If 2020 has taught us anything, it is that the unpredictable can lead to chaos in capital markets. For smart market participants, COVID-19-induced instability Presented a wide range of profitable opportunities. Unfortunately, those who focused their efforts solely on equity trading missed out on the benefits of stock index futures.
Let’s take a look at some of the areas where equity futures outperform traditional stock offerings.
According to Nasdaq’s Financial Dictionary, Diversity “Funding is the division of money among different types of securities with different risk, reward and correlation figures in order to reduce volatility risk.” As it pertains to equity trading, diversification plays a vital role in mitigating risk as well as capitalizing on overall market performance.
However, actually diversifying your stock holdings is easier said than done. To gain broad market exposure, you may need to invest in professionally managed mutual funds or index-based . should invest in ETFs-Or choose and buy a variety of stocks. Each of these approaches comes with unique drawbacks, including management fees, tracking errors, and extensive research.

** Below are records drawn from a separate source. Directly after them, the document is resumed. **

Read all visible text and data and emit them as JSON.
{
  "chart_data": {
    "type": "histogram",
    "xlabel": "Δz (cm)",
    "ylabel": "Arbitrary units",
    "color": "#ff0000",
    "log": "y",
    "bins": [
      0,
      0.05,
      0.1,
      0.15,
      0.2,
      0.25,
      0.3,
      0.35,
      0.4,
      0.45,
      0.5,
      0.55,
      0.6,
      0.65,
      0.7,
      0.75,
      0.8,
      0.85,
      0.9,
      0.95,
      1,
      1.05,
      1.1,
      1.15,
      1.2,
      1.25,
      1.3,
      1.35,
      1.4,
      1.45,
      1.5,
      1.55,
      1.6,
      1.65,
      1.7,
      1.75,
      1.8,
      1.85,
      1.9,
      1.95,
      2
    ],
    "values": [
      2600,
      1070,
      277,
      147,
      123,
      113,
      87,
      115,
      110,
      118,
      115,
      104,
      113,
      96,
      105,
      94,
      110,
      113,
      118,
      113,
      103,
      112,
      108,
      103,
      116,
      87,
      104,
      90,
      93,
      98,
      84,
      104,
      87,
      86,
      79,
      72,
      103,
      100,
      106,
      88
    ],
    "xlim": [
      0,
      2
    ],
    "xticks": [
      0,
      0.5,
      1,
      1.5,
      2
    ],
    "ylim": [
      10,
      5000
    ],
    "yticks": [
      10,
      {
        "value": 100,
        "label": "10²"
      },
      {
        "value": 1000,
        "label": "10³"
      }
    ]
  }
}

Stock index futures are more predictive than equity market diversification. In fact, they take it to the next level. With Index Futures, you can easily open took advantage of Long or short positions in US stock indices. You don’t need to assume ownership of individual stocks, and you don’t need to invest in inverse ETFs or have special brokerage arrangements to short the market.
In comparison to traditional equity trading, index futures offer significantly increased purchasing power. Like all futures, stock index products are traded on margin, within 3-12 percent of the estimated value of each contract. By comparison, Regulation T allows borrowing of only 50 percent of the value of the security, with 25 percent kept in the trader’s account at all times. Due to lower margin requirements, equity index futures provide the trader with far greater capital efficiency than stocks.
One of the major advantages of equity index futures is that they allow the trader to choose how much leverage is appropriate. CME’s lineup of e-minis and micro e-minis, as well small stock, gives you the ability to customize your risk exposure:
|Product||tick value||intraday/overnight margin*|
|Micro E-mini Dow||$0.50||$100/$990|
|E-mini S&P 500||$12.50||$750/$12,100|
|Micro E-mini S&P 500||$1.25||$100/$1,210|
|Micro E-mini NASDAQ||$0.50||$125/$1,760|
|E-mini Russell 2000||$5.00||$750/$7,150|
|Micro E-mini Russell 2000||$0.50||$100/$715|
|small stock 75||$1.00||$500/$550|
|small tech 60||$1.00||$500/$550|
*Margin requirements are subject to change
in addition to advanced capital efficiency You are free to trade stock index futures as many times as you think fit. In traditional equity trading, you “pattern day trader” You can place up to three intraday trades within a rolling five-day period before being labeled as After that, the Pattern Day Trader rules apply, and an account balance of at least $20,000 must be maintained in order to operate.
There is no such rule in stock index futures. You can execute as many round-turn trades as you want, as long as you meet the contract margin requirements. This is a significant advantage for short-term strategies such as scalping, momentum or breakout trading.
Level up your equity trading with Stock Index Futures
If you haven’t checked out Equity Index Futures yet, a great place to start is with our FREE guide futures for stock traders. Designed for curious-minded stock traders, this online guide breaks down the low margin, diversified markets and high liquidity of equity index futures. If you are trading the S&P 500, NASDAQ, DOW, or Russell 2000, futures for stock traders Must be read.